The merits of Cave as a writer consist in the thoroughness of his research, the clearness of his style, and, above all, the admirably lucid method of his arrangement. Thus, in ‘Primitive Christianity,’ in part i., he deals systematically with the charges against the primitive christians—the novelty of their doctrines, their mean condition, their manner of life; then dwells on ‘the positive parts of their religion,’ their piety to God, places of worship, fasts and festivals, ministers, sacraments. In part ii. he discusses their ‘religion as respecting themselves, their humility, heavenly-mindedness, sobriety of dress, temperance, chastity, religious constancy, patience in suffering.’ In part iii. he treats of their ‘religion as respecting other men,’ their justice and honesty, love and charity, unity and peaceableness, obedience to civil government, and discipline and penance.
In his ‘Historia Literaria.’ the most elaborate of all his works, he divides his subject methodically into fifteen ‘sæcula’ (Apostolicum, Gnosticum, &c.), and gives, at the beginning of each, a short ‘conspectus sæculi,’ and then an exhaustive account of the writers in it. Cave had various troubles in connection with his publications.
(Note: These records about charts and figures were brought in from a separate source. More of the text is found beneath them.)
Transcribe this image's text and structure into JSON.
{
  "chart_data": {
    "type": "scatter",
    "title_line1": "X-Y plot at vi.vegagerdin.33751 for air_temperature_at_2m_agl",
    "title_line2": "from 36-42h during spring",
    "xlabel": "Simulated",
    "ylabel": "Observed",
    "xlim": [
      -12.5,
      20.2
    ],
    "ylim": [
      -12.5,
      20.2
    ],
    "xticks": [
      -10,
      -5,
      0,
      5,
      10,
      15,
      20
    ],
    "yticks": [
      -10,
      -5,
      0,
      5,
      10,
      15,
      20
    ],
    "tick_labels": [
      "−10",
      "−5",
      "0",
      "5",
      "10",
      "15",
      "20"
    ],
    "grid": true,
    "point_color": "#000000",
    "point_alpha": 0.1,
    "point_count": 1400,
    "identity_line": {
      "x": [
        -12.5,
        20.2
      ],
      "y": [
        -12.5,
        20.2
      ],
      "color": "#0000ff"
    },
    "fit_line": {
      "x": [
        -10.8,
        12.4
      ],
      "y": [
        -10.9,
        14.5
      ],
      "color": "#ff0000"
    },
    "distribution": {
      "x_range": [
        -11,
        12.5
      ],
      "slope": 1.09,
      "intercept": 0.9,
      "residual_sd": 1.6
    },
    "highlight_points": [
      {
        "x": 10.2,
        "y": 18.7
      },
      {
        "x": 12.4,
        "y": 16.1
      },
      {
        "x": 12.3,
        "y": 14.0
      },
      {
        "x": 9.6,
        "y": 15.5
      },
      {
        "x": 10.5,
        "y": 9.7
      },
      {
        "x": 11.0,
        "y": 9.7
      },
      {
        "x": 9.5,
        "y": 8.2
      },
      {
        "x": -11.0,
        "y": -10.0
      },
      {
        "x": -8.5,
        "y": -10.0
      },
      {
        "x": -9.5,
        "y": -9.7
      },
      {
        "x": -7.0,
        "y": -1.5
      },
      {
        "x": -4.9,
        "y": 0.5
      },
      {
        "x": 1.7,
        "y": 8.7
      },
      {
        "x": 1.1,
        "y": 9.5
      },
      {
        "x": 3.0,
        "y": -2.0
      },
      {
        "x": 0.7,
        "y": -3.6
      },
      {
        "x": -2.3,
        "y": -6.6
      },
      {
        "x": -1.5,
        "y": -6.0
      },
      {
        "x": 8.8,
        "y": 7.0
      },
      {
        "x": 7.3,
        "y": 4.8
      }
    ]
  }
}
He was accused, without the slightest reason, of Socinianism. He was charged, perhaps with a little more reason, by Le Clerc, who was then writing his ‘Bibliothèque Universelle,’ with ‘writing panegyrics rather than lives,’ and also with ‘having forcibly drawn Eusebius, who was plainly enough Arian, over to the side of the orthodox, and made a trinitarian of him;’ this produced a paper warfare between the two great writers. His ‘Tabulæ Ecclesiasticæ’ was reprinted at Hamburg in 1676 without his knowledge (‘me planè inscio’), and evidently to his great annoyance. His ‘Historia Literaria’ was in a similar way published at Geneva in 1705, which is said to have caused the author great loss, and to have so disgusted him that he would not issue a second edition; but he spent much time during the later years of his life in revising repeatedly this great work. He made alterations and additions equal to one-third of the whole work, and wrote new prolegomena. The copy was left in the hands of executors, Chief-justice Reeve and Dr. Jones, a brother canon of Windsor; they both died soon after the work went to press, and Dr. Daniel Waterland (than whom no more competent man could possibly have been found) undertook the care of it. It was published by subscription in 1740, and this, of course, is the best edition. Cave had another trouble in connection with this work. When he was engaged in compiling it, in 1686, Henry Wharton, then a young man (aged 22), was recommended to him by Dr. Barker, senior fellow of Caius, as an assistant. Cave was suffering from bad health and required such aid; Wharton lived in the house with Cave, and matters went on amicably between the workers, and Cave acknowledged most gratefully in his prolegomena the services of Wharton, testifying that the appendix of the three last centuries was almost wholly owing to him. A rupture, however, arose; Cave complained of Wharton, and Wharton of Cave, but it is not easy, nor at all necessary, to understand the nature of the dispute.
[Cave's Works, passim; Nichols's History and Antiquities of Leicestershire, vol. ii. pt. ii. pp. 773, &c.; Life of Henry Wharton, prefixed to his Sermons; information from Major Cave Orme, Cave's descendant.]